Fabio Rovai has published Open Ontologies, a standalone MCP server written in Rust that gives Claude a proper workbench for RDF/OWL ontology engineering — one that persists state, validates output, and reasons over knowledge graphs rather than just generating Turtle and hoping it compiles.
The problem it addresses is concrete: ask a language model to produce a valid OWL ontology in a single prompt and you typically get broken syntax, unchecked class counts, and output that vanishes when the session ends. Open Ontologies replaces that with a feedback loop. Claude generates Turtle, calls onto_validate, fixes errors, loads the result into an in-memory Oxigraph triple store, runs SPARQL competency queries, and repeats — choosing which of the server's 39 tools to invoke based on what each step returns. The model is the orchestrator; the MCP server is the stateful backend it reasons against.

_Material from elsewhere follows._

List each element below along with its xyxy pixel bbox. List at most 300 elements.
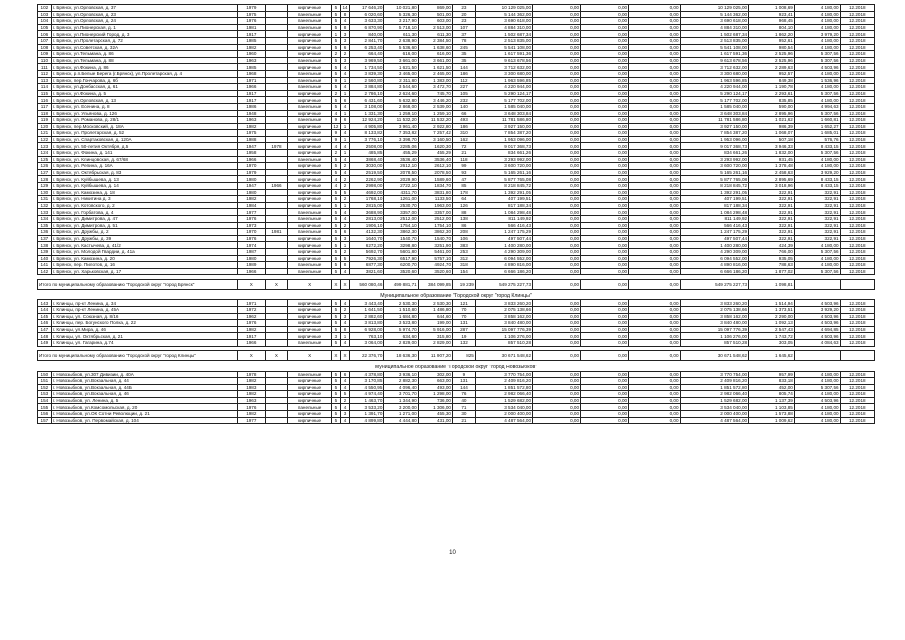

The toolset goes well beyond validation. Lifecycle management is modeled on Terraform, with plan, apply, drift detection, and lock commands that treat ontologies as governed infrastructure rather than disposable outputs. Other tools handle cross-ontology alignment with self-calibrating confidence scores, clinical crosswalks for healthcare standards, and full OWL2-DL reasoning via a SHOIQ tableaux implementation that runs without a JVM. The server can also ingest structured data directly — PostgreSQL schemas, CSV, JSON, Parquet, and XML — converting them into validated knowledge graphs.
What's notable is the operational discipline Rovai has applied to a domain that rarely gets it. Borrowing versioning, drift detection, and locking from infrastructure tooling and applying them to knowledge graph management is a specific design choice, and one that may resonate with organizations that are starting to treat ontologies with the same rigor as database schemas or API contracts.
Pre-built binaries are available for macOS (Apple Silicon and Intel) and Linux x86_64, with a Docker image at ghcr.io/fabio-rovai/open-ontologies. The server integrates via standard stdio MCP config with Claude Code, Claude Desktop, Cursor, and Windsurf, and is listed across several MCP registries including LobeHub, Glama, ClawHub, and PitchHut.